President of Ecuador Rafael Correa speaks in Quita in 2012.
President of Ecuador Rafael Correa speaks in Quita in 2012.
President of Ecuador Rafael Correa speaks in Quita in 2012.
Edu Leon/LatinContent/Getty

Being a head of state is hard. You get criticized and scrutinized, all while having to do a pretty difficult job. But there is a right way to respond to criticism and a wrong way. And on Thursday the president of Ecuador, Rafael Correa, did it the wrong way: by tweeting “Heil Hitler.”

Correa, who has 2.12 million followers, was engaging in an old-fashioned Twitter fight. While it looks crazy, and may indeed have been sent in a moment of frustration, this is likely not crazy at all but rather part of Correa’s calculated and politically successful strategy of using dumb spats as a way to position himself as a man of the people bravely facing his many enemies.

The fight started when former Ecuadorian President Osvaldo Hurtado gave a speech in which he reportedly called Correa a “typical fascist.” Panamanian politician Guillermo Cochez, a critic of Correa, tweeted that line from Hurtado’s speech. Correa responded by tweeting “Heil Hitler,” mocking the idea that he was a fascist.

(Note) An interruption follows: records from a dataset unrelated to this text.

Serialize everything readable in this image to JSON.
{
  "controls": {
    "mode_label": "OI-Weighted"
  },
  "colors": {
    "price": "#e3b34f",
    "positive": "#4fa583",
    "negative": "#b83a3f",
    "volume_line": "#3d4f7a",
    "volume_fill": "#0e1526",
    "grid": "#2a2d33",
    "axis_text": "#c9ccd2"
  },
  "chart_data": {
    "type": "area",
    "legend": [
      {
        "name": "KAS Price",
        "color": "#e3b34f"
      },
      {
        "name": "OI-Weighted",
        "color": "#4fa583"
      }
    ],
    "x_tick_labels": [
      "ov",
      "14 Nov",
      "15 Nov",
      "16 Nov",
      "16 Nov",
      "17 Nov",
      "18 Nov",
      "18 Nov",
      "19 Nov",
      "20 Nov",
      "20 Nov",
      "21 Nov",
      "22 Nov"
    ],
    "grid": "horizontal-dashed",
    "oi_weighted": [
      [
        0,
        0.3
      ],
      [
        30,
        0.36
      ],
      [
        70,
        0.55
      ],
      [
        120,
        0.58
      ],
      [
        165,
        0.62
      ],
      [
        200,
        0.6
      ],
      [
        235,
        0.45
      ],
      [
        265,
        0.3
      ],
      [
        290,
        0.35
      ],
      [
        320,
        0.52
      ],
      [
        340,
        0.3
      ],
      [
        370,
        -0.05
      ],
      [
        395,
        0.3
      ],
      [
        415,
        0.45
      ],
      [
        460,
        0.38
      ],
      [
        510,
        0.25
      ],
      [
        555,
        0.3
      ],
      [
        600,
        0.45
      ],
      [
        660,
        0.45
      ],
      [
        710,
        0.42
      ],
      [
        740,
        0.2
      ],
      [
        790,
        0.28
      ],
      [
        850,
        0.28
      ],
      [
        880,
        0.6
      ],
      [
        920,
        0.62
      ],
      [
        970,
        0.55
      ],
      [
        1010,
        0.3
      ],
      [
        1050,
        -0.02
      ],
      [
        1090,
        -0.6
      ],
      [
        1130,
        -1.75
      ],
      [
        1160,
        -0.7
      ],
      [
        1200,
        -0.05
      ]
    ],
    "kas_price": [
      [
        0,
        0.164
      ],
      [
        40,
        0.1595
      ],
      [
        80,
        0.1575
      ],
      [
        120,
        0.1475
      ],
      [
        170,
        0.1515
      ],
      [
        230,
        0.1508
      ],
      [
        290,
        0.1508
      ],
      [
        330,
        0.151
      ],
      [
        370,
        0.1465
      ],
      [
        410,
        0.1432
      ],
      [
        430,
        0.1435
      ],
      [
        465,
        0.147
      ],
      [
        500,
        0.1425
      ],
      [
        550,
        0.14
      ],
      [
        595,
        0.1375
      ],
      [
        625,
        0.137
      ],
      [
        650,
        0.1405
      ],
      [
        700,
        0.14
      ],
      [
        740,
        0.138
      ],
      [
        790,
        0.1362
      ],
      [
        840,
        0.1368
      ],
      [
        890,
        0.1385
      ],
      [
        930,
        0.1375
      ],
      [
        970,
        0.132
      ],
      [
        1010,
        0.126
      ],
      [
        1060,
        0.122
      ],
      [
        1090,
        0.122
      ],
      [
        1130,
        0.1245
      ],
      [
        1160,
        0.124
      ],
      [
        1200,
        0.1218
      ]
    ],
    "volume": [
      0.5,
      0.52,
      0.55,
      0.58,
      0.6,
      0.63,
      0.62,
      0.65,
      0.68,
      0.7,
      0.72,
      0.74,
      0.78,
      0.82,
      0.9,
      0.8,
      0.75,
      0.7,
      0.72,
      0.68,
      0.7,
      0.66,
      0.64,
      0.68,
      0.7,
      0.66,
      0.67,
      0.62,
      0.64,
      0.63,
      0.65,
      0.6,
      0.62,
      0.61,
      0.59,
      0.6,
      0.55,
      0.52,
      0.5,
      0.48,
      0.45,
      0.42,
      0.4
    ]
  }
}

In other words, it was a joke, if a pretty tasteless one. Tweeting “Heil Hitler,” even as a joke, is undeniably odd behavior for the leader of a country — but then again, Rafael Correa is a pretty unusual head of state.

Correa, in power since 2007, is part of a Latin American tradition of fire-breathing populist, leftist leaders. He relishes the spotlight, is charismatic and bombastic (and sometimes impulsive), and often positions himself as a fearless champion of the people willing to take on everyone from internal enemies to the American imperialists.

But in practice, Correa has used his populist zeal as a cover for his authoritarianism. He is eroding Ecuador’s democracy, jailing critical journalists, and persecuting political enemies. That is why others in Latin America, such as former president Hurtado and Panama’s Cochez, are so worried about him.

It’s not fair to call him a “fascist” — there is a long spectrum of authoritarianism, and Correa is nowhere near the Hitler end of it. But Correa, along with the leaders of fellow Bolivarian Alliance members Venezuela and Cuba, is a leading member of what the Washington Post’s Juan Forero in 2012 called “Latin America’s new authoritarians,“ whom he described as nationalistic, populist and “increasingly undemocratic.”

This is why Correa loves getting into very public spats: the more time he spends fighting with others, the more he can position himself as a vanguard of change and resistance against Ecuador’s enemies, rather than an increasingly oppressive guardian of the status quo. That has allowed him to rally his supporters around the cause of nationalism and has provided a handy rationale for targeting journalists and political opponents. In the runup to his 2009 reelection, for example, Correa purged several top military and intelligence officials, implying that they were American spies.

In February, Correa engaged in a spat with television host John Oliver, who had mocked Correa’s practice of reacting angrily to critical Ecuadorian media coverage. Correa responded, of course, with a long series of tweets deriding Oliver. It was, in many ways, a win for both of them: Oliver got to call attention to the Ecuadorian leader’s authoritarian, and Correa got another of the enemies he craves.